Por un instante, imagina que tienes dinero en el bolsillo, pero no hay pan que comprar. O que ves a tus hijos llorar de hambre, mientras frente a ti, una bolsa de harina cuesta el precio de una vida entera. En Gaza, esa pesadilla no es una metáfora. Es la rutina.
En medio de un territorio reducido a escombros, Gaza ya no tiene mercados, solo sombras de lo que alguna vez fueron tiendas. Hay puestos vacíos, estantes rotos, y una fila eterna de ojos hambrientos mirando hacia ninguna parte. Los precios están ahí, aún colgados como si importaran. Pero ya no tienen sentido.
Porque, ¿qué valor tiene un saco de harina cuando cuesta más que la casa que perdiste? ¿Qué importa si una botella de aceite se vende por 70 dólares, si ni siquiera puedes encontrar pan para acompañarla?
Un residente de Rafah lo dijo con palabras cortas y devastadoras: “Los precios ya no importan. El dinero aquí no compra vida.”
El mercado del hambre
La guerra ha hecho más que destruir edificios. Ha quebrado la dignidad humana. Los agricultores han perdido sus tierras, los camiones de ayuda son blanco de ataques o saqueos, y el pan se ha convertido en un lujo tan improbable como la paz.
Antes, un saco de harina costaba entre 10 y 20 dólares. Hoy, se paga —si es que se consigue— por más de 300. Una docena de huevos puede costar 50, 60… hasta 100 dólares.
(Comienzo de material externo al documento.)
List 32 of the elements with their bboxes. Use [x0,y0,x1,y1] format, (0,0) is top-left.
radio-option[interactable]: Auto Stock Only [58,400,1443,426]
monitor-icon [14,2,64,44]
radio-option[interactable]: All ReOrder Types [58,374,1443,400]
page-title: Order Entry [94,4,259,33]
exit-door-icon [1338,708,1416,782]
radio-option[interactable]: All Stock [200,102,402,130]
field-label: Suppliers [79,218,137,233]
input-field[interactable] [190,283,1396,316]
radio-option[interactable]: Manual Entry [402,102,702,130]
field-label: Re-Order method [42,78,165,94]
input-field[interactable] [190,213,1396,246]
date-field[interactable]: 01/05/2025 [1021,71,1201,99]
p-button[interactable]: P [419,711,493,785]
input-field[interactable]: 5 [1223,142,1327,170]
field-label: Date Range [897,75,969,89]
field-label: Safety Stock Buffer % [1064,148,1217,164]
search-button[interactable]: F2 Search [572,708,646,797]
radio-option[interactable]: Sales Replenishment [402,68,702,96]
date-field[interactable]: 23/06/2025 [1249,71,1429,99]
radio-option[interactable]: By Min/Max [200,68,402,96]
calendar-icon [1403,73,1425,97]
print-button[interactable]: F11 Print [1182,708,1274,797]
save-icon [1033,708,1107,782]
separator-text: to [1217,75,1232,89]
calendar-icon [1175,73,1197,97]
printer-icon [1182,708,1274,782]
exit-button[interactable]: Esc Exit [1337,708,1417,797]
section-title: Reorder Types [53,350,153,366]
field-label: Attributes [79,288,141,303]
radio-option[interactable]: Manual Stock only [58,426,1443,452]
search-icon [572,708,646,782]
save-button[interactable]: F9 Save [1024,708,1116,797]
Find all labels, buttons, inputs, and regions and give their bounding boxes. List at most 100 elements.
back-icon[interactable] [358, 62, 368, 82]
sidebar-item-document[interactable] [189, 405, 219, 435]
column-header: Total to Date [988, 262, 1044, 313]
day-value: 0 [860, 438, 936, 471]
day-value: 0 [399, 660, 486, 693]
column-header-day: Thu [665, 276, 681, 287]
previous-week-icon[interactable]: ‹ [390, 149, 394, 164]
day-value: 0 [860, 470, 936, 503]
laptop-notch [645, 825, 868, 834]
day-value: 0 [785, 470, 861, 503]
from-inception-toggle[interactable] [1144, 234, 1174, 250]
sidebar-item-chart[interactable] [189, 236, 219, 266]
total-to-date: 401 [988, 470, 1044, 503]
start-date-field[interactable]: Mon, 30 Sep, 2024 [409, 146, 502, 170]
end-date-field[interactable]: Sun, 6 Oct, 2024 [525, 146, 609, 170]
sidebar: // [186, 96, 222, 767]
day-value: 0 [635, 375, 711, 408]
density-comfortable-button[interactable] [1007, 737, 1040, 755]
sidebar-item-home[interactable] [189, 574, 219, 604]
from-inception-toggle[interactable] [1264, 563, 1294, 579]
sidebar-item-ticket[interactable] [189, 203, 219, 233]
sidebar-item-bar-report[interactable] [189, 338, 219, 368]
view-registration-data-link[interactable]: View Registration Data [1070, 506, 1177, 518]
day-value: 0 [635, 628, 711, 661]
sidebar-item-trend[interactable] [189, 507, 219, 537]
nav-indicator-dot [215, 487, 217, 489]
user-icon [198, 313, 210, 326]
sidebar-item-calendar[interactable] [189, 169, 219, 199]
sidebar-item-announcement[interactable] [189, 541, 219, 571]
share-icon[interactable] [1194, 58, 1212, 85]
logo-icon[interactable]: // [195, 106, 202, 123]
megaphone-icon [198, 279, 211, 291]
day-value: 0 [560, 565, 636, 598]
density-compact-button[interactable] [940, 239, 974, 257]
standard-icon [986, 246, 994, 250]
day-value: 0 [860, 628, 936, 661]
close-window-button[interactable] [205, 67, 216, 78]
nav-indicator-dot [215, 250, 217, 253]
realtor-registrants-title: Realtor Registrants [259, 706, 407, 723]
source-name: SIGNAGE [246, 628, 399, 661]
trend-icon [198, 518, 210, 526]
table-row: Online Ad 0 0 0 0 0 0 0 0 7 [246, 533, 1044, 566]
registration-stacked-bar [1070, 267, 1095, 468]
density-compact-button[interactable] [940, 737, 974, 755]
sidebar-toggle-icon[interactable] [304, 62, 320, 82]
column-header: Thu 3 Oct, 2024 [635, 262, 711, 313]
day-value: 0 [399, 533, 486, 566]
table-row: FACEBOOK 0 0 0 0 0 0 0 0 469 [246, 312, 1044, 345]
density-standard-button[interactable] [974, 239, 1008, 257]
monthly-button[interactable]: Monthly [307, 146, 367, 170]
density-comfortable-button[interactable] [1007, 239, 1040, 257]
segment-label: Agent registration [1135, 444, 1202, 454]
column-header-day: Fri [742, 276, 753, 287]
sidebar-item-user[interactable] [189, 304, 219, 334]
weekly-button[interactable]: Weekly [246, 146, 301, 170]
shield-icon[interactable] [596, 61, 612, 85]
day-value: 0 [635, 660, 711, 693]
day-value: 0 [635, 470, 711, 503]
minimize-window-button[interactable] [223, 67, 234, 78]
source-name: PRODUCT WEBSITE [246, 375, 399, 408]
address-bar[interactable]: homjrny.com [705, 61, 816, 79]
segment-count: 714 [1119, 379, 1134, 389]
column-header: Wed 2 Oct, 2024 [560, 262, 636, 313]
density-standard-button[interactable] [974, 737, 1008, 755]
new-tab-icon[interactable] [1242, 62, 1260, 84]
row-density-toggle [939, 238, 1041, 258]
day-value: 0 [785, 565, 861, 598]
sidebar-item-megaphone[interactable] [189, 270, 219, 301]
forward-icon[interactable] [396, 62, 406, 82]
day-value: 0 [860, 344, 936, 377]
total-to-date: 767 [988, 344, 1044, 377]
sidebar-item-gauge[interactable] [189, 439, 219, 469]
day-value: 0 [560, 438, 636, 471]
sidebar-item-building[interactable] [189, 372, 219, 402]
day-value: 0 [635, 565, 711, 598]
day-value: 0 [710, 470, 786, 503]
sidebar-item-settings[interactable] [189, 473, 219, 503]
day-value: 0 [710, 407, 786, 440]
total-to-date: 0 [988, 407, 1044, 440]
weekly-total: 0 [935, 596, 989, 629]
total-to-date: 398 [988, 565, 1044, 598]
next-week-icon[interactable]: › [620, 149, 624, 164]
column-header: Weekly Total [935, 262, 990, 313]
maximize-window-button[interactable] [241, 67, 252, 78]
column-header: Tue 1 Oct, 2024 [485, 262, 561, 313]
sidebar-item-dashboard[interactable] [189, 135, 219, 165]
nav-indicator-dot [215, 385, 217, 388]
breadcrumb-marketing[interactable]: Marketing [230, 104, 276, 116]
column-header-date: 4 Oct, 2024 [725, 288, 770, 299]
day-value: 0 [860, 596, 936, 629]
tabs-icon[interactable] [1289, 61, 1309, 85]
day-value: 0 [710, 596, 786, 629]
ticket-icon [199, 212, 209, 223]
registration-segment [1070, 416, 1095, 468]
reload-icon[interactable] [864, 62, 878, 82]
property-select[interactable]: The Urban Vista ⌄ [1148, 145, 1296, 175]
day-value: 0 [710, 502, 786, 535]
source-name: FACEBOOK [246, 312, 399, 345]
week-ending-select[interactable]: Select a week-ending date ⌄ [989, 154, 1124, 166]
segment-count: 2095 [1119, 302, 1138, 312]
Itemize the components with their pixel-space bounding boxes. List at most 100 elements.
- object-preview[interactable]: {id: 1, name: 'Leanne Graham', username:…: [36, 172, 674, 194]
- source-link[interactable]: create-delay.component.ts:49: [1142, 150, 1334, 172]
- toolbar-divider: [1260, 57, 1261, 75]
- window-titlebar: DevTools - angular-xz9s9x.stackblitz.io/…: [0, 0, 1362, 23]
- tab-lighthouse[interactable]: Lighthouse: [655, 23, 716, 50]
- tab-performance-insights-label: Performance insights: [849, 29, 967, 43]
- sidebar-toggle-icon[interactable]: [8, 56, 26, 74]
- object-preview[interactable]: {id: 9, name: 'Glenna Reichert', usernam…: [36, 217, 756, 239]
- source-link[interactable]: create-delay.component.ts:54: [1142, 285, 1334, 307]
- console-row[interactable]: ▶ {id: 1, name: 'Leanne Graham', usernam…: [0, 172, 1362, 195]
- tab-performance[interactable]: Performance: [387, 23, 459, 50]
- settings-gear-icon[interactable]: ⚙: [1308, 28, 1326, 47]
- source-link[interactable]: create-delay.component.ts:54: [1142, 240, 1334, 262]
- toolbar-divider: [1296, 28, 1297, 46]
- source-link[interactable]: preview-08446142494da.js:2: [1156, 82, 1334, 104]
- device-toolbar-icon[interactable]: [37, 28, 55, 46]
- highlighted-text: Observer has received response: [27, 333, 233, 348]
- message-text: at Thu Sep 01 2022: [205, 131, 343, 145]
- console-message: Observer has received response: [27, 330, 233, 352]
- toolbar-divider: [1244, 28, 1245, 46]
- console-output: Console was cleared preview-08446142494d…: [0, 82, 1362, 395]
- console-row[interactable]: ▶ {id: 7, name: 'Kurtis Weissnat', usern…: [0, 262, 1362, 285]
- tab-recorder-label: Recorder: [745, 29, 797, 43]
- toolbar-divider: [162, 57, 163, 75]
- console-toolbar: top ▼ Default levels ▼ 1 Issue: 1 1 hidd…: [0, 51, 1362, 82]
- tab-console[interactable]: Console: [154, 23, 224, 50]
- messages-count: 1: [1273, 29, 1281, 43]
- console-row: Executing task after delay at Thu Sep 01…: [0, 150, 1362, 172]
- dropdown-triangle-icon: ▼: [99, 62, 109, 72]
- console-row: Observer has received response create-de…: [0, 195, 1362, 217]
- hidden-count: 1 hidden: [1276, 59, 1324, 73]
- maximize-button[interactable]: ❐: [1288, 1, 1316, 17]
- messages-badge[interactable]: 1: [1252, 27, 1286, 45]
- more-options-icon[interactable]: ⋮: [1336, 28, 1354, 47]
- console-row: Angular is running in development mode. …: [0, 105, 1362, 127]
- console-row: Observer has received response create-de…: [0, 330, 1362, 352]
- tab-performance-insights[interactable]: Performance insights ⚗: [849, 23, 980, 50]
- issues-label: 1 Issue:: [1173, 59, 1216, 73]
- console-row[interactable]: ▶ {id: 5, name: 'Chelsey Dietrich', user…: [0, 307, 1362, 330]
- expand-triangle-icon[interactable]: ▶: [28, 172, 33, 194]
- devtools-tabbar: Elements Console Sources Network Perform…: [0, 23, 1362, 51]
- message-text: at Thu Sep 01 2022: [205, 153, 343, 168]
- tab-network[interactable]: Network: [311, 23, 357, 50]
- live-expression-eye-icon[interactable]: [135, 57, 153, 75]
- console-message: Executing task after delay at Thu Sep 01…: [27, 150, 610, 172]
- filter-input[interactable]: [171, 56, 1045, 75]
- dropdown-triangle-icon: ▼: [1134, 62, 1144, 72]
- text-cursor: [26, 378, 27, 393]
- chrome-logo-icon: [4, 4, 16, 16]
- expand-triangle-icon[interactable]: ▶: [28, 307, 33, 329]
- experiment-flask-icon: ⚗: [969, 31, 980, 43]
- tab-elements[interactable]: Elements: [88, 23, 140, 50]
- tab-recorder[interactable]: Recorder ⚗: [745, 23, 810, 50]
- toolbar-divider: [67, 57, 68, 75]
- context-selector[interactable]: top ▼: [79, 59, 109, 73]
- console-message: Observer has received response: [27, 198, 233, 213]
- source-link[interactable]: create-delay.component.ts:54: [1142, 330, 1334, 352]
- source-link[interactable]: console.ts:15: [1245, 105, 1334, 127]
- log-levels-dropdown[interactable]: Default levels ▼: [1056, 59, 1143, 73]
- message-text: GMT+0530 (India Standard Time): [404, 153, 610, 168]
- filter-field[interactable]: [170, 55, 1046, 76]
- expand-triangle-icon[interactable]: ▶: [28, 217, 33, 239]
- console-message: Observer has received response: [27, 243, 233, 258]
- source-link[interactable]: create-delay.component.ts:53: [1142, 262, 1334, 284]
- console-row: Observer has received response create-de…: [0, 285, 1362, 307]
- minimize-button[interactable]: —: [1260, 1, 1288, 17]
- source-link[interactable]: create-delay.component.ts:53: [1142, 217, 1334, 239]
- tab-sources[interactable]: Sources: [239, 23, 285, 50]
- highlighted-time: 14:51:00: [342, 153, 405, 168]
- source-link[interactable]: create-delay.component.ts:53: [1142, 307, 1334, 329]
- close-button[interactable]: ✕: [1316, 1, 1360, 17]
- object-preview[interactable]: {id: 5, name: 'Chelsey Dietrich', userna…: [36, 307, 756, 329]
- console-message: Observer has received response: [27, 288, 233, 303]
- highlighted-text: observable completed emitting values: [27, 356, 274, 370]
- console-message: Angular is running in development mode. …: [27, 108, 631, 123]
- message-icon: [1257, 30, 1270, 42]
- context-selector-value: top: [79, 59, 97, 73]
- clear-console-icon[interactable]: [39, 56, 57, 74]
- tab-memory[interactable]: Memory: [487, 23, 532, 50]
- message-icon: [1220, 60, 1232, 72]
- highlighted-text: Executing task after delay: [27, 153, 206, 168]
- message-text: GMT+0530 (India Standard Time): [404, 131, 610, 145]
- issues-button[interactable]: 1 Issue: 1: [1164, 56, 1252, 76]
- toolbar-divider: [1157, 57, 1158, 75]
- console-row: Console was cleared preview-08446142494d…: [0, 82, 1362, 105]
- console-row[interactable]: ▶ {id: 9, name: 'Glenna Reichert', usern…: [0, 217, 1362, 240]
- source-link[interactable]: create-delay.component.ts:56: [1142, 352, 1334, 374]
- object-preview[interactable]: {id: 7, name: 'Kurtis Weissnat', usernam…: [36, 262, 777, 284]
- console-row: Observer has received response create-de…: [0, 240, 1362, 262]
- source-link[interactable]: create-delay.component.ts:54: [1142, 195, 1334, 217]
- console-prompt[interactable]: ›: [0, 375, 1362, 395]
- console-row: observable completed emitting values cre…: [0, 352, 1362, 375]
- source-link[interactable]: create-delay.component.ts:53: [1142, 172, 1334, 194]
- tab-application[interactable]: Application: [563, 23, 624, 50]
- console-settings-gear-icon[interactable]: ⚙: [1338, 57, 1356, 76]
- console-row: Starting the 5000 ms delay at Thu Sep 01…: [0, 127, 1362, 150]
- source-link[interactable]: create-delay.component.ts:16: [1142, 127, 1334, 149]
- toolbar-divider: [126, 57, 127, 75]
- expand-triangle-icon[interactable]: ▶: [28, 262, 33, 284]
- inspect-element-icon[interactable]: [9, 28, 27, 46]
Pero lo que en otro lugar sería un número escandaloso, en Gaza se convierte en una burla amarga. Porque nadie puede pagarlo.
En un rincón del norte, una madre intercambió su anillo de bodas por un poco de arroz. En el sur, un niño murió con el estómago vacío a solo 50 metros de un almacén lleno de víveres… víveres que nadie pudo tocar.
Sobrevivir ya no es vivir
La guerra ha convertido a Gaza en una prisión de hambre. No hay comida que comer, ni rutas para entrar, ni caminos para salir. Hay personas que lo han perdido todo: casas, padres, hijos… y ahora también el derecho más básico de todos: alimentarse.
El dinero ya no es útil. La moneda más valiosa hoy es el favor, el trueque, la lástima. En algunos barrios, un paquete de pan se cambia por una manta. En otros, se comercia con ropa usada, con fotos de familia, con objetos que antes tenían un valor sentimental. Hoy, solo tienen valor calórico.
En medio de la desesperación, muchos se preguntan cómo llegó el mundo a este punto. Cómo permitimos que una ciudad entera se convirtiera en una trampa mortal, donde el hambre no es un riesgo, sino una sentencia.
La indiferencia mata más que las bombas
Las cifras se acumulan como tumbas: más de un millón de personas en riesgo de inanición. Niños desnutridos, ancianos sin fuerza para masticar. Mujeres que paren sin alimento para amamantar. En Gaza, el llanto es común y el silencio, insoportable.
Organismos internacionales piden un alto al fuego. Camiones de ayuda esperan en las fronteras. Pero la burocracia, los bloqueos y la indiferencia global han convertido la ayuda en una promesa rota.
“Comemos una vez cada dos días, cuando hay suerte”, dice Ahmad, un joven que ya parece anciano. Su rostro está seco, su voz quebrada. No pide caridad, solo un poco de humanidad.
¿Quién pondrá precio a la dignidad?
Hay quienes dicen que los precios en Gaza son irreales. Pero eso no es del todo cierto. Son cruelmente reales, solo que inalcanzables. Representan un sistema roto, una economía sin ética, y un mundo que ha dejado de mirar.
Pero el hambre no espera. No pregunta por religión, por política, ni por banderas. Solo avanza, silenciosa, como una muerte lenta y dolorosa.
La pregunta que queda es esta:
¿Cuántos niños deben morir de hambre antes de que digamos “basta”?